É possível fazer um balanço da viagem do Papa? O que aí fica não passa de breve tentativa.
1. Quem é que nos visitou? Um Papa que é um intelectual afamado, reconhecido por crentes e não crentes. Foi um dos peritos do Concílio Vaticano II.
Amigo do colega teólogo Hans Küng, seguiram caminhos diferentes a partir de 1968. Quando viu a ameaça do radicalismo ateu dos estudantes de Teologia, que consideravam a cruz uma "expressão da adoração sadomasoquista da dor" e o Novo Testamento um "meio de enganar as massas", deixou a Universidade de Tubinga e foi para Ratisbona. Hans Küng escreveu nas suas Memórias: "Ratzinger rejeitou totalmente aquele caos de 1968 e creio que foi esse o ponto decisivo da sua mudança para uma orientação conservadora".
2. A Portugal chegou como conservador. Trazia igualmente a fama de distante. Encontrei-me com ele uma vez em Roma e pareceu-me uma pessoa agradável, embora tímido. Confirmei que assim é: apareceu como um homem afável, um intelectual de grande estatura, mas humano e profundamente crente. Foi essa a imagem que deixou ao povo português. Mas ele também saiu diferente, mais humano - por vezes, emocionou-se. Afinal, a emoção sem razão é cega, mas a razão sem emoção é fria. A razão autenticamente humana é a razão sensível. Uma das palavras mais repetidas por ele foi compaixão. De facto, a razão não confrontada com o sofrimento pode tornar-se monstruosa.

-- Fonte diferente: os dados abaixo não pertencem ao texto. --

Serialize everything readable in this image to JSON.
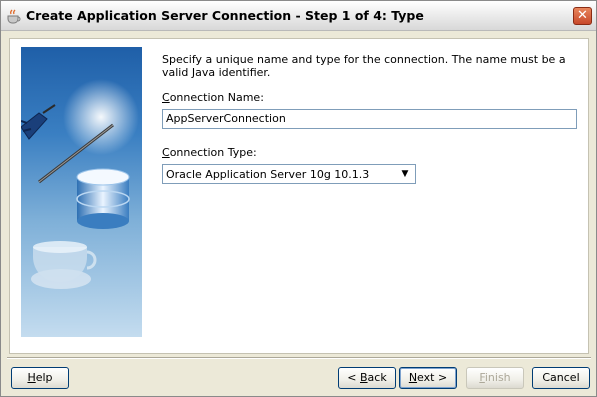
{
  "window": {
    "title": "Create Application Server Connection - Step 1 of 4: Type",
    "close_glyph": "✕"
  },
  "form": {
    "instructions": "Specify a unique name and type for the connection. The name must be a valid Java identifier.",
    "connection_name": {
      "label_mnemonic": "C",
      "label_rest": "onnection Name:",
      "value": "AppServerConnection"
    },
    "connection_type": {
      "label_mnemonic": "C",
      "label_rest": "onnection Type:",
      "selected": "Oracle Application Server 10g 10.1.3"
    }
  },
  "buttons": {
    "help": {
      "mnemonic": "H",
      "rest": "elp"
    },
    "back": {
      "prefix": "< ",
      "mnemonic": "B",
      "rest": "ack"
    },
    "next": {
      "mnemonic": "N",
      "rest": "ext >"
    },
    "finish": {
      "mnemonic": "F",
      "rest": "inish"
    },
    "cancel": "Cancel"
  },
  "icons": {
    "title": "coffee-cup-icon",
    "dropdown": "chevron-down-icon",
    "side_image": "wizard-database-graphic"
  },
  "colors": {
    "title_text": "#000000",
    "close_button": "#c8482a",
    "input_border": "#7f9db9",
    "button_border": "#003c74",
    "disabled_text": "#aca899"
  }
}
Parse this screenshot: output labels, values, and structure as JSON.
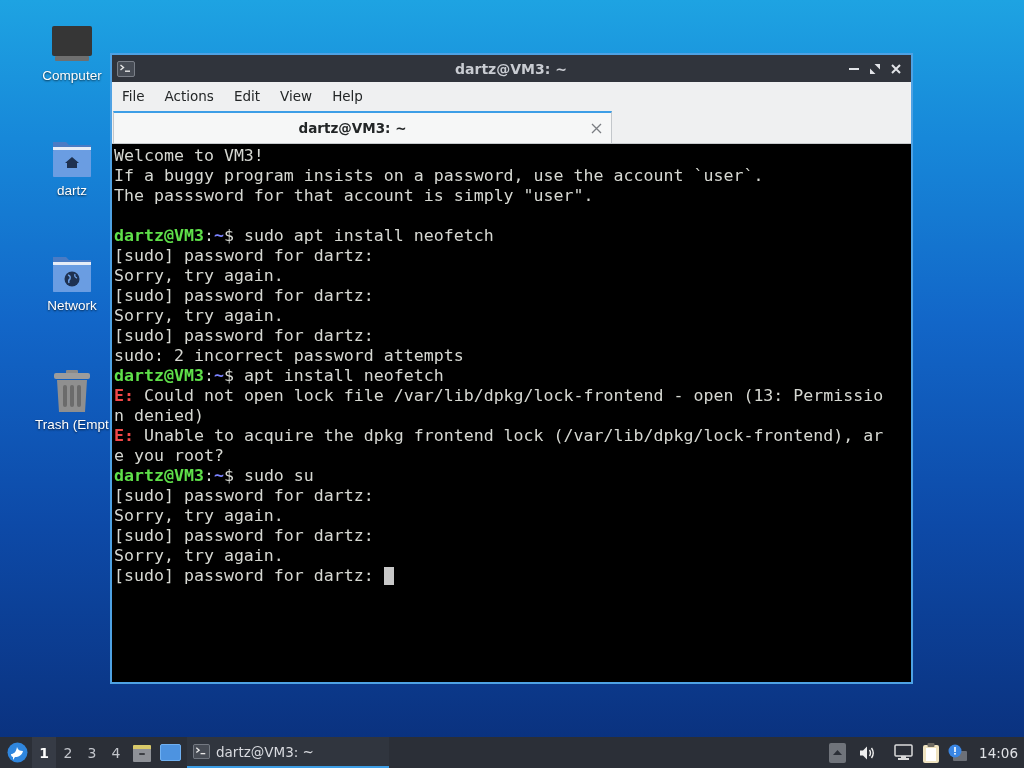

3. Foi claro na afirmação da laicidade do Estado: saudou a separação da Igreja e do Estado. Para quem pensava que abandonara o Concílio Vaticano II, sublinhou a sua importância para o diálogo entre a Igreja e o mundo. Recebeu representantes de outra religiões. Falando ao mundo da cultura, teve afirmações inesperadas: a Igreja tem a convicção de que Jesus Cristo é a verdade eterna encarnada, mas ela está a aprender a conviver com outras "verdades" e a verdade dos outros. Sim, quer uma Igreja que não renuncie à sua identidade, mas ela está aberta à urgência do diálogo entre as culturas e as religiões. A Igreja não tem a verdade toda e é pelo diálogo que se chega a uma verdade sempre maior e à paz.
4. Empenho essencial é trazer a razão à fé. Não é o cristianismo a religião do Logos (Razão) e do Amor? Em Fátima, mostrou que é preciso recentrar o cristianismo: o centro é Cristo e não Maria. E, como especialista em Santo Agostinho, deixou um texto que abre à possibilidade de uma reinterpretação mística das chamadas "aparições". A revelação não cai do Céu. A mística autêntica não implica fenómenos extraordinários, como levitações, aparições, etc. Do que se trata é de se dar conta, no mais profundo e íntimo da realidade, da presença do Deus vivo, pois, como disse Santo Agostinho, Deus é mais íntimo a mim do que a minha mais íntima intimidade. Deus não vem "de fora". É transcendente, mas na imanência mais radical. Assim, o que se passou em Fátima tem a ver com uma profunda experiência religiosa de crianças, no contexto sociocultural da época.
5. Deixou uma imensa mensagem de esperança, tão urgente neste tempo dramático de crise. E apelou à solidariedade e à justiça, a favor dos mais pobres.
Por isso, aqui, é legítimo perguntar se não se impunha mais simplicidade nesta visita. De facto, é um líder espiritual mundial que é ao mesmo tempo Chefe de Estado. Dizia-me uma vez em Bruxelas um colega da Universidade de Lovaina: como foi possível a Igreja de Cristo ter chegado aqui? É uma herança histórica, difícil de afastar. Mas não se exigirá menos ostentação?
6. As celebrações foram belas. Mas é necessário estar atento para que todos possam ouvir. Sobretudo, há ali uma distância, que, vistas as coisas de fora, faz com que a vivência que pode ficar é a de duas Igrejas: no altar, a Igreja imperial, e cá para baixo o povo, que ouve e obedece. Não se tem a experiência viva de uma Igreja-comunhão e autêntico Povo de Deus.
Por outro lado, lá, no altar, só há homens celibatários. Estou convicto de que, com o tempo, também se há-de lá ver, a concelebrar, padres casados e mulheres ordenadas.